At a more decent hour, I call the contractor. The very wonderful contractor who fixed our porch last summer, the man who earned my undying gratitude for a) doing it quickly b) doing it mostly on budget, (even my pathetically small budget, which had caused other handy types to stagger away in fits of derisive laughter) and c) dealing with the eight-seven gazillion carpenter ants that emerged when a rotten board was removed. (Said carpenter ants being the little surprise that caused the “mostly” in the “on budget” sentence.) I particularly love him for doing this all while I was OUT OF TOWN. I didn’t have to actually see one single carpenter ant. And that, my friends, is a great way to spend your honeymoon: NOT seeing seething, pulsating swarms of carpenter ants dripping in writhing clumps from the ceiling and onto the porch deck.
So when I hear his voice on the phone, later that day, after dawn has broken, I am instantly reassured.
“Turn off the water to the house,” he tells me. “Open the lowest and the highest faucets in the house. Wait an hour. If the drip stops, we know it’s a pipe that’s probably frozen and burst.”
As indeed turns out to be the case. Mr Wonderful Contractor Guy will be around tomorrow morning, with his friend Mr (we hope) Equally Wonderful Plumber Guy to find and repair the leak. I am hugely relieved.
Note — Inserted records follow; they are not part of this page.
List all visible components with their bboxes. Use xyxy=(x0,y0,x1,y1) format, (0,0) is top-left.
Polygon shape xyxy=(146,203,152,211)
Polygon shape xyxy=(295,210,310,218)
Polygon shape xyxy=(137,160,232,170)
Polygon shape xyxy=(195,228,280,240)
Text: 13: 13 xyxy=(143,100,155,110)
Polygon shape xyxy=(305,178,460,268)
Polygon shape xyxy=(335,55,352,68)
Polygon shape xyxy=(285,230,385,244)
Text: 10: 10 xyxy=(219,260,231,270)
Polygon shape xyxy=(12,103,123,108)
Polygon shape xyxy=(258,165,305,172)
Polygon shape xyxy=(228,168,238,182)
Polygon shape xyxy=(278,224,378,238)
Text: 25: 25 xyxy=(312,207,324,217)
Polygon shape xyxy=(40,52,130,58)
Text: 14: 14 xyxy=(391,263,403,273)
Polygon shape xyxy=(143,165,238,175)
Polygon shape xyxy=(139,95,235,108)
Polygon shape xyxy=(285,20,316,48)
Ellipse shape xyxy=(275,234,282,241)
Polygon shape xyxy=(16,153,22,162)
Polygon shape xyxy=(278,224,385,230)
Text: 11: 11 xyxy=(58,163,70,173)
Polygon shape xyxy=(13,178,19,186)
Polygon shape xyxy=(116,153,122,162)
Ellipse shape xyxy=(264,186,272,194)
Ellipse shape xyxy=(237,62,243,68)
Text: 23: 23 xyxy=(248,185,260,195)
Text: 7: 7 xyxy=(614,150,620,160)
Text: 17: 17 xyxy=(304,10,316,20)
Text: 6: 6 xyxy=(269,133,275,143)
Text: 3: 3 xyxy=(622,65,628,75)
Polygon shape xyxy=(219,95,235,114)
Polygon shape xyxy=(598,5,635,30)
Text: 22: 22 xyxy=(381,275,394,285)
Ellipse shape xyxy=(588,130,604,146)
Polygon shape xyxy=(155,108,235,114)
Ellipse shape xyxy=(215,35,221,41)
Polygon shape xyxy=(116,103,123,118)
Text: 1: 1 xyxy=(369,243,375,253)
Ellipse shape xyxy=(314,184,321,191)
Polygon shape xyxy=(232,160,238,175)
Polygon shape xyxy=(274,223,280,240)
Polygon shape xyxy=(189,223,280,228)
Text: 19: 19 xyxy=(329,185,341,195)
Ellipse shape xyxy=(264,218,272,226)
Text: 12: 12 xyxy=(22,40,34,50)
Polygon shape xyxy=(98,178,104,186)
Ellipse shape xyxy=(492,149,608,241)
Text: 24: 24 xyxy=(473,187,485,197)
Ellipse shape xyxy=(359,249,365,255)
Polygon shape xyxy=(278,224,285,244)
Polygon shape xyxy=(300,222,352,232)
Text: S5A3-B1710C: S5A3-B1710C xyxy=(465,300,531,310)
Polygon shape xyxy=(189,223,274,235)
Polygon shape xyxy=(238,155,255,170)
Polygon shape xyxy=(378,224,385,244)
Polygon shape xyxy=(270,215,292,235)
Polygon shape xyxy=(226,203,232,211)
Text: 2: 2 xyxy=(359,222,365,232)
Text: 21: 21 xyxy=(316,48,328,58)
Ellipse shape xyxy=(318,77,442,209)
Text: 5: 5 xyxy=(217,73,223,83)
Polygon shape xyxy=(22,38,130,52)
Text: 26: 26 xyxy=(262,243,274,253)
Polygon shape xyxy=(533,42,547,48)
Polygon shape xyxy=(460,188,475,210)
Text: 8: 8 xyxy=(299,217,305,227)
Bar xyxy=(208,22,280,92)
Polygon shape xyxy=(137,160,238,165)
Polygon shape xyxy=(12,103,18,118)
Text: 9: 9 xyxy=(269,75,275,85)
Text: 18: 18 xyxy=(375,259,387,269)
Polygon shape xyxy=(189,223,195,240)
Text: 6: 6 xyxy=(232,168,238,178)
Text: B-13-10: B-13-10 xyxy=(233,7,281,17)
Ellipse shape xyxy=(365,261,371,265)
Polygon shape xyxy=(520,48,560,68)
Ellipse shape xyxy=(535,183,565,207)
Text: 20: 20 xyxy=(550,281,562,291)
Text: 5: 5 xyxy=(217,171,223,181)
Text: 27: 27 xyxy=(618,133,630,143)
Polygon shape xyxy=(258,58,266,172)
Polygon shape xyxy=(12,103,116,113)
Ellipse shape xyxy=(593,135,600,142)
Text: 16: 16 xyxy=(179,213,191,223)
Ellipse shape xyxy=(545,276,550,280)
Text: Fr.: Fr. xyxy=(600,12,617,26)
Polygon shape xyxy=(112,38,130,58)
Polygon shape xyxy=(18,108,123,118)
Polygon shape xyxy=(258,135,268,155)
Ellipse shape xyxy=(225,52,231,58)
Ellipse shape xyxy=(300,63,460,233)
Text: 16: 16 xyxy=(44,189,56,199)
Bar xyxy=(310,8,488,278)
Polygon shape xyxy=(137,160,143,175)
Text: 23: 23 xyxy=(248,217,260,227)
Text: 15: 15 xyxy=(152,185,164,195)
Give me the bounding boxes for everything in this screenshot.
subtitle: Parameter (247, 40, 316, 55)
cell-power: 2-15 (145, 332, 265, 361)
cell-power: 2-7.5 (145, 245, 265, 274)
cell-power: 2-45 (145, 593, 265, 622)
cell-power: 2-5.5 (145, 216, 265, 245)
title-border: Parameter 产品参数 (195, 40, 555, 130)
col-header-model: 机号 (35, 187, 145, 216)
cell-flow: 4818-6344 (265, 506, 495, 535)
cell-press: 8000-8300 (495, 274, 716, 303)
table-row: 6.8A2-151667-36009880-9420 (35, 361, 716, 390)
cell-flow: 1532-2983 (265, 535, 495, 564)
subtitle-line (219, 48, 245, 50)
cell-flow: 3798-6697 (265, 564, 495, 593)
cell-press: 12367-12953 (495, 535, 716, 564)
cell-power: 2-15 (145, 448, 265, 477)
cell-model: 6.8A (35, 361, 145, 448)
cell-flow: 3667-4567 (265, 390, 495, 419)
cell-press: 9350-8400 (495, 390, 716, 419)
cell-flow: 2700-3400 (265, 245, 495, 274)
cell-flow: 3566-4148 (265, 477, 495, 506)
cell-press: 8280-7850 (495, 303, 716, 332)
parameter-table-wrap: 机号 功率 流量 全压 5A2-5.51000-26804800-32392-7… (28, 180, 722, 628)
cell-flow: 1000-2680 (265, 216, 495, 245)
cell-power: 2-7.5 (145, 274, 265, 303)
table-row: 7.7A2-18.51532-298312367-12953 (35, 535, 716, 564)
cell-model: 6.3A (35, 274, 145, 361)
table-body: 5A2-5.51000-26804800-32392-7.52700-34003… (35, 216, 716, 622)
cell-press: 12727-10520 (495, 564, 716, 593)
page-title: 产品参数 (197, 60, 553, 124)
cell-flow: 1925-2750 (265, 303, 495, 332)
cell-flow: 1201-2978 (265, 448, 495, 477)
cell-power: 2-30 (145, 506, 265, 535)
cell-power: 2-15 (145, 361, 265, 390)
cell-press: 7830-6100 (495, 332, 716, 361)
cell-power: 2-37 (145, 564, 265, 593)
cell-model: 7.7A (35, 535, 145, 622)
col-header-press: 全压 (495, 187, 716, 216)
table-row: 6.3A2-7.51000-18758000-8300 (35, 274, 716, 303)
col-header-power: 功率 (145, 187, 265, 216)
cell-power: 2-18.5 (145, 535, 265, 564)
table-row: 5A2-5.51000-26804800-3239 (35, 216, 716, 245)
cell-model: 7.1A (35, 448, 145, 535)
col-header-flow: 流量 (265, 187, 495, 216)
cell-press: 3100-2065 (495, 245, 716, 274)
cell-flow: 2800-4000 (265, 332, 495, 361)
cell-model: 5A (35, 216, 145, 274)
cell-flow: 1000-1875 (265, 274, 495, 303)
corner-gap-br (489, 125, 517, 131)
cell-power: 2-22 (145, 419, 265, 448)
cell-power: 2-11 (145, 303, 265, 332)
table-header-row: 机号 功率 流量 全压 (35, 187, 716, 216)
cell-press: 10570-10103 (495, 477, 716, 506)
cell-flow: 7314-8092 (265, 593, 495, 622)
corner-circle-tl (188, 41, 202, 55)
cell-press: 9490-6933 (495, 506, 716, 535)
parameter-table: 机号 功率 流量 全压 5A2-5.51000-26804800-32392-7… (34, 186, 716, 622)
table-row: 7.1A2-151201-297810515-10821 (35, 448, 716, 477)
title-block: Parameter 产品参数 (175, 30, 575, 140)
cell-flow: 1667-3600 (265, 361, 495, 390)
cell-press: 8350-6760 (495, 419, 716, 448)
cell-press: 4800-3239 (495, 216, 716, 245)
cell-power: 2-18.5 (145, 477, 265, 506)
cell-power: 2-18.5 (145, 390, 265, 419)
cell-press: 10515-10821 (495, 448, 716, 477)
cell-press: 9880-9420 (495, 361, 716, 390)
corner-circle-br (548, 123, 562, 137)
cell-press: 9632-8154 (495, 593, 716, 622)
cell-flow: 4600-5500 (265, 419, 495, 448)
Faced with the choice of a few hundred dollars for plumbing versus ten thousand dollars a foot for foundation work? I’ll take the plumber. Well, yes, really what I’d like is for the leak to magically fix itself, free of charge. But I don’t think that’s one of my options.
So, you can see it’s been an eventful day here at casa Ilona. With no water (which means NO FLUSHING) and no fridge, I think I’ll be cancelling the party I had scheduled for tonight.
So if you’ll excuse me, I have some phone calls to make. Because tonight? Tonight I won’t be hosting a party — I’ll be buying a fridge!! And not flushing. Urgh.